第 3 章 愚人一無所有(三)
13號被他噎得啞口無言,滿心沮喪無處可去,只能狠狠瞪了他一眼。
臨到晚上,徐久在食堂先喝了一碗甜菜湯,然後抓起幾塊大列巴,往裡頭狠狠夾冷薰香腸。成年人手掌厚,三指寬的乾麵包,他一口氣嚥下去三塊,再接著喝了一大碗甜菜湯。
經過幾天的磨合,他們這些新來的或多或少可以猜出來,食堂的菜式是跟著上面博士們的口味變化的。今天吃中餐,他們就跟著吃饅頭,餃子和炒菜,要是明天吃德國菜,他們也能分到些咖喱腸,肉餅和烤土豆。
徐久狼吞虎嚥,其他人則明顯不似他這般有食慾,幾個人瞥一眼他的吃相,又交換了嫌棄的眼神。
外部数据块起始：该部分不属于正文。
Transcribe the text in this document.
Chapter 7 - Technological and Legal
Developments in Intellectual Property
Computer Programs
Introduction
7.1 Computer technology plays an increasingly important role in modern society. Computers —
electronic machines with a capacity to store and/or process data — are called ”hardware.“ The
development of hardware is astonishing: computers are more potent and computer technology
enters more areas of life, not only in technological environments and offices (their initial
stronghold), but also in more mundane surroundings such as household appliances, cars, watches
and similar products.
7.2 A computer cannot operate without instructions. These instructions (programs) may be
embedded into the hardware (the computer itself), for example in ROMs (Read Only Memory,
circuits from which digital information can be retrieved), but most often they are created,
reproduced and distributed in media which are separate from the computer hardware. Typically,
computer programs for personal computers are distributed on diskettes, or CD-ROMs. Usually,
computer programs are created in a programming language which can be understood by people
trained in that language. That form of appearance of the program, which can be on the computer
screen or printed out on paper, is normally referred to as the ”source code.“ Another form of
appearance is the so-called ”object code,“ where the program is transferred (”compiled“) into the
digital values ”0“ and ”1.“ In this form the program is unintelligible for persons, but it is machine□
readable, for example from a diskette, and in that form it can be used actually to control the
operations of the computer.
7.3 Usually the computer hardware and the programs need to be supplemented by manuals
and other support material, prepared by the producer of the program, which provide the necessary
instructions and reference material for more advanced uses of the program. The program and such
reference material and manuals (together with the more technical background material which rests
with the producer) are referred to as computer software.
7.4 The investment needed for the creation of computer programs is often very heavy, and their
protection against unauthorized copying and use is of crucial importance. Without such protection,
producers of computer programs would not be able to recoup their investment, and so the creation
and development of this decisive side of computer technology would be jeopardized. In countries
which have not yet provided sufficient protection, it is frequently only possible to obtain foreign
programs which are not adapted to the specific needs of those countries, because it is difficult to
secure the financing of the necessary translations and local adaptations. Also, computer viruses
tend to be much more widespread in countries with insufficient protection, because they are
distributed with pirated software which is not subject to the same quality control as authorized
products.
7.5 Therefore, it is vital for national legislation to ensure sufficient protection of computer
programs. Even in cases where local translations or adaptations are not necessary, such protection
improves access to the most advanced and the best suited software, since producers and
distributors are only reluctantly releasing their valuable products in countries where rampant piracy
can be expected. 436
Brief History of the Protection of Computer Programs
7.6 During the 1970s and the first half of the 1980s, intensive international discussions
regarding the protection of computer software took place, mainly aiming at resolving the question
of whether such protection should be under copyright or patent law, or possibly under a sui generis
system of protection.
他不管這個,吃完了一抹嘴,抓緊時間,拎著牙杯和毛巾上公共盥洗室拾掇自己去了。極地不缺水資源,但研究站的自來水供應可是限時的。
只是捱到半夜,徐久躺在床上,仍然睡不著覺。
他腦子亂糟糟的,想今天發生的事,想那堆糊成爛餃子餡的屍體,骨頭都不知道被什麼玩意兒給燒黑了,死得不知道臉在哪,手在哪;也想那些人看不慣自己的眼神,想他們聚攏在身後時發出的竊竊私語;還想那隻大水母,美得像在做夢,根本無法用言語去形容。
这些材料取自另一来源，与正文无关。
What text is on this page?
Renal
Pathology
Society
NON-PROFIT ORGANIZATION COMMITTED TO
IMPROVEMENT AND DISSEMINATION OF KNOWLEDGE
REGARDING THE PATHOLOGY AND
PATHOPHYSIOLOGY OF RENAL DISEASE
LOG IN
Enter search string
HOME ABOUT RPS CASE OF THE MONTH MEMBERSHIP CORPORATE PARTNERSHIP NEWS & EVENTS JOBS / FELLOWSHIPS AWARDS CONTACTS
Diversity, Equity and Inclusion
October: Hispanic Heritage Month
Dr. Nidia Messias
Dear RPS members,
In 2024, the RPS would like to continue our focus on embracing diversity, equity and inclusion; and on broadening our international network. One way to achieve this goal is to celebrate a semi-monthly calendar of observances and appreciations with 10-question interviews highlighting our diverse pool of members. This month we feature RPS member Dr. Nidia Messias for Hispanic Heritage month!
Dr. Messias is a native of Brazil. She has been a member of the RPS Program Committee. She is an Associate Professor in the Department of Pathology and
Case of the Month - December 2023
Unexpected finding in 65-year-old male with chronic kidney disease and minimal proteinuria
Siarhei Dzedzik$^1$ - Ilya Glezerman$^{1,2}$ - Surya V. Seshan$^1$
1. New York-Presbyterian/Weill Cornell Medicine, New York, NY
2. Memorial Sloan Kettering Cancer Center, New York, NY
他不舒服地動了動手腕,傷口猶如大片長在外邊的潰瘍,一碰就百爪撓心地疼。
臨睡前,徐久包了紗布,可這傷卻不見一絲好轉的跡象。他甚至有種說不出的感覺,就像這塊硬幣大小的創傷,正在朝他的血肉深處,骨髓深處,乃至靈魂深處腐爛,而他卻無計可施,一點兒也不敢向上彙報他的情況。
極地站點到底在研究什麼呢?那隻大水母嗎?
徐久避開傷口的位置,煩躁地在狹窄的床上翻了個身。
我還能活多久?他接著想,我死的時候,會不會也跟白天那些人一樣,無依無靠,連個葬身之地都沒有?
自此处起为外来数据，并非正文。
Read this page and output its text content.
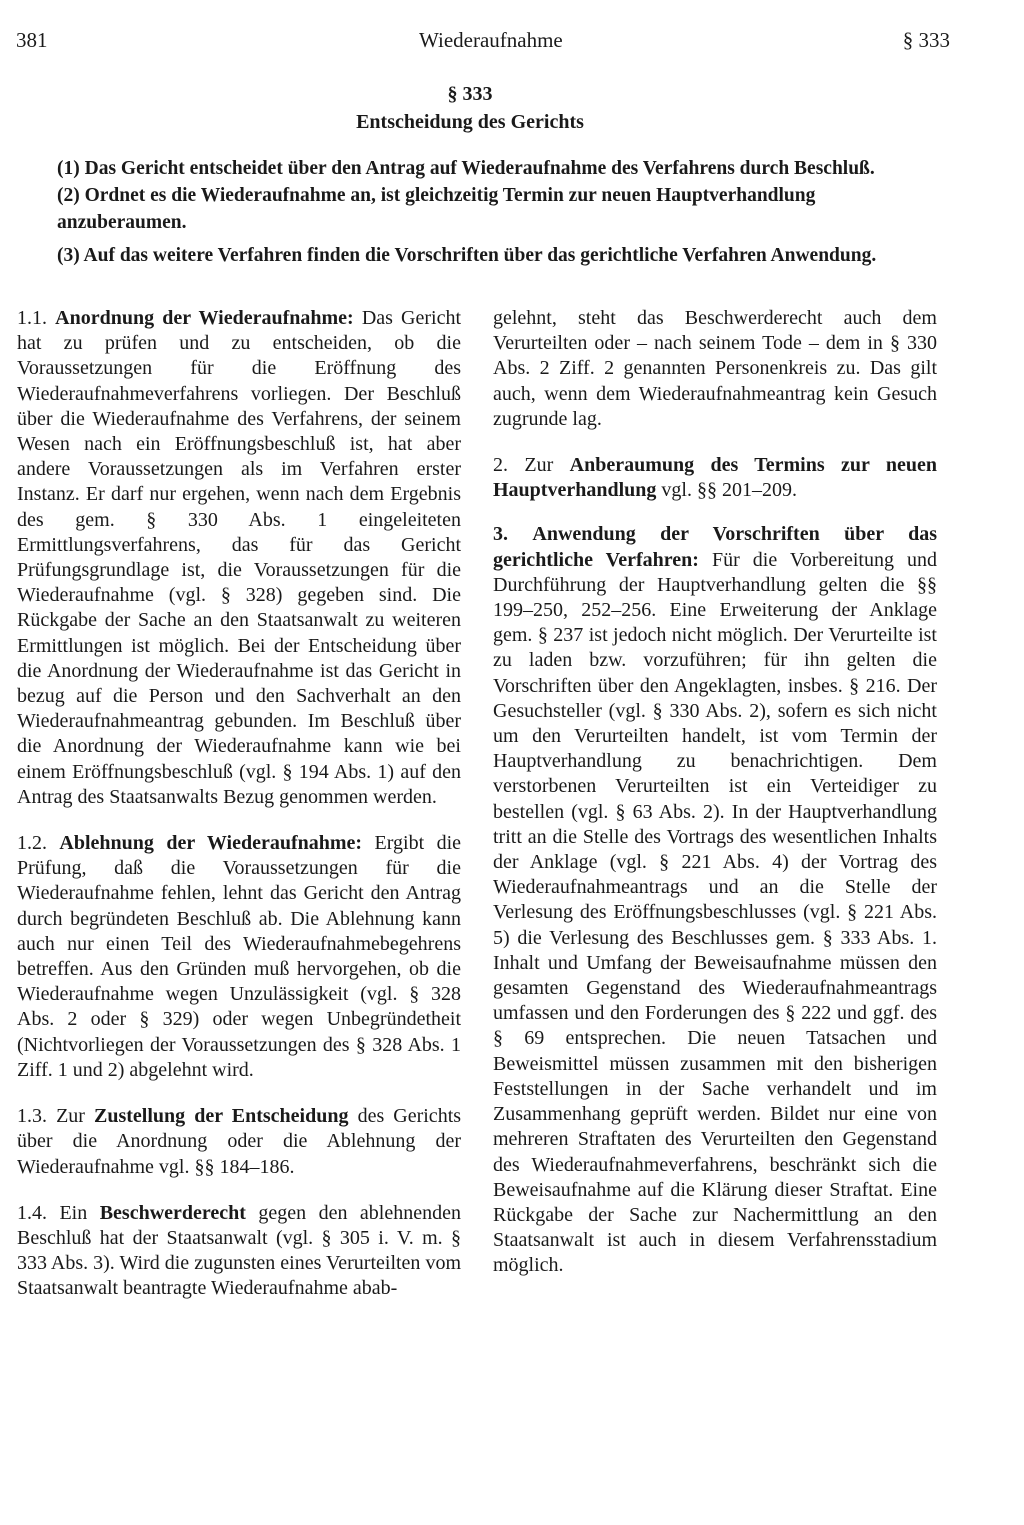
381	Wiederaufnahme	§ 333
§ 333
Entscheidung des Gerichts

(1) Das Gericht entscheidet über den Antrag auf Wiederaufnahme des Verfahrens durch Beschluß.

(2) Ordnet es die Wiederaufnahme an, ist gleichzeitig Termin zur neuen Hauptverhandlung anzuberaumen.

(3) Auf das weitere Verfahren finden die Vorschriften über das gerichtliche Verfahren Anwendung.

1.1. Anordnung der Wiederaufnahme: Das Gericht hat zu prüfen und zu entscheiden, ob die Voraussetzungen für die Eröffnung des Wiederaufnahmeverfahrens vorliegen. Der Beschluß über die Wiederaufnahme des Verfahrens, der seinem Wesen nach ein Eröffnungsbeschluß ist, hat aber andere Voraussetzungen als im Verfahren erster Instanz. Er darf nur ergehen, wenn nach dem Ergebnis des gem. § 330 Abs. 1 eingeleiteten Ermittlungsverfahrens, das für das Gericht Prüfungsgrundlage ist, die Voraussetzungen für die Wiederaufnahme (vgl. § 328) gegeben sind. Die Rückgabe der Sache an den Staatsanwalt zu weiteren Ermittlungen ist möglich. Bei der Entscheidung über die Anordnung der Wiederaufnahme ist das Gericht in bezug auf die Person und den Sachverhalt an den Wiederaufnahmeantrag gebunden. Im Beschluß über die Anordnung der Wiederaufnahme kann wie bei einem Eröffnungsbeschluß (vgl. § 194 Abs. 1) auf den Antrag des Staatsanwalts Bezug genommen werden.

1.2. Ablehnung der Wiederaufnahme: Ergibt die Prüfung, daß die Voraussetzungen für die Wiederaufnahme fehlen, lehnt das Gericht den Antrag durch begründeten Beschluß ab. Die Ablehnung kann auch nur einen Teil des Wiederaufnahmebegehrens betreffen. Aus den Gründen muß hervorgehen, ob die Wiederaufnahme wegen Unzulässigkeit (vgl. § 328 Abs. 2 oder § 329) oder wegen Unbegründetheit (Nichtvorliegen der Voraussetzungen des § 328 Abs. 1 Ziff. 1 und 2) abgelehnt wird.

1.3. Zur Zustellung der Entscheidung des Gerichts über die Anordnung oder die Ablehnung der Wiederaufnahme vgl. §§ 184–186.

1.4. Ein Beschwerderecht gegen den ablehnenden Beschluß hat der Staatsanwalt (vgl. § 305 i. V. m. § 333 Abs. 3). Wird die zugunsten eines Verurteilten vom Staatsanwalt beantragte Wiederaufnahme abab-

gelehnt, steht das Beschwerderecht auch dem Verurteilten oder – nach seinem Tode – dem in § 330 Abs. 2 Ziff. 2 genannten Personenkreis zu. Das gilt auch, wenn dem Wiederaufnahmeantrag kein Gesuch zugrunde lag.

2. Zur Anberaumung des Termins zur neuen Hauptverhandlung vgl. §§ 201–209.

3. Anwendung der Vorschriften über das gerichtliche Verfahren: Für die Vorbereitung und Durchführung der Hauptverhandlung gelten die §§ 199–250, 252–256. Eine Erweiterung der Anklage gem. § 237 ist jedoch nicht möglich. Der Verurteilte ist zu laden bzw. vorzuführen; für ihn gelten die Vorschriften über den Angeklagten, insbes. § 216. Der Gesuchsteller (vgl. § 330 Abs. 2), sofern es sich nicht um den Verurteilten handelt, ist vom Termin der Hauptverhandlung zu benachrichtigen. Dem verstorbenen Verurteilten ist ein Verteidiger zu bestellen (vgl. § 63 Abs. 2). In der Hauptverhandlung tritt an die Stelle des Vortrags des wesentlichen Inhalts der Anklage (vgl. § 221 Abs. 4) der Vortrag des Wiederaufnahmeantrags und an die Stelle der Verlesung des Eröffnungsbeschlusses (vgl. § 221 Abs. 5) die Verlesung des Beschlusses gem. § 333 Abs. 1. Inhalt und Umfang der Beweisaufnahme müssen den gesamten Gegenstand des Wiederaufnahmeantrags umfassen und den Forderungen des § 222 und ggf. des § 69 entsprechen. Die neuen Tatsachen und Beweismittel müssen zusammen mit den bisherigen Feststellungen in der Sache verhandelt und im Zusammenhang geprüft werden. Bildet nur eine von mehreren Straftaten des Verurteilten den Gegenstand des Wiederaufnahmeverfahrens, beschränkt sich die Beweisaufnahme auf die Klärung dieser Straftat. Eine Rückgabe der Sache zur Nachermittlung an den Staatsanwalt ist auch in diesem Verfahrensstadium möglich.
很小的時候,徐久不是沒想過要去找自己的爹媽,但既然已經被莫比烏斯的人收攏在旗下的福利院,怎麼可能讓個小孩子隨便跑出去?很快,徐久成了重點照顧對象,淪落到日常三餐都要跟福利院的大孩子們一塊搶飯吃,搶不到就捱餓,搶到了也只是些殘羹冷炙,頂多塞下牙縫。連填飽肚子都成問題,哪還有精力想東想西?
餓得時間長了,他只能拼命在福利院裡表現,搶著幹活,搶著嘴甜,搶著在護工面前展示他能寫字,會讀書。鑽營的心計,全得拿來確保自己不被餓死。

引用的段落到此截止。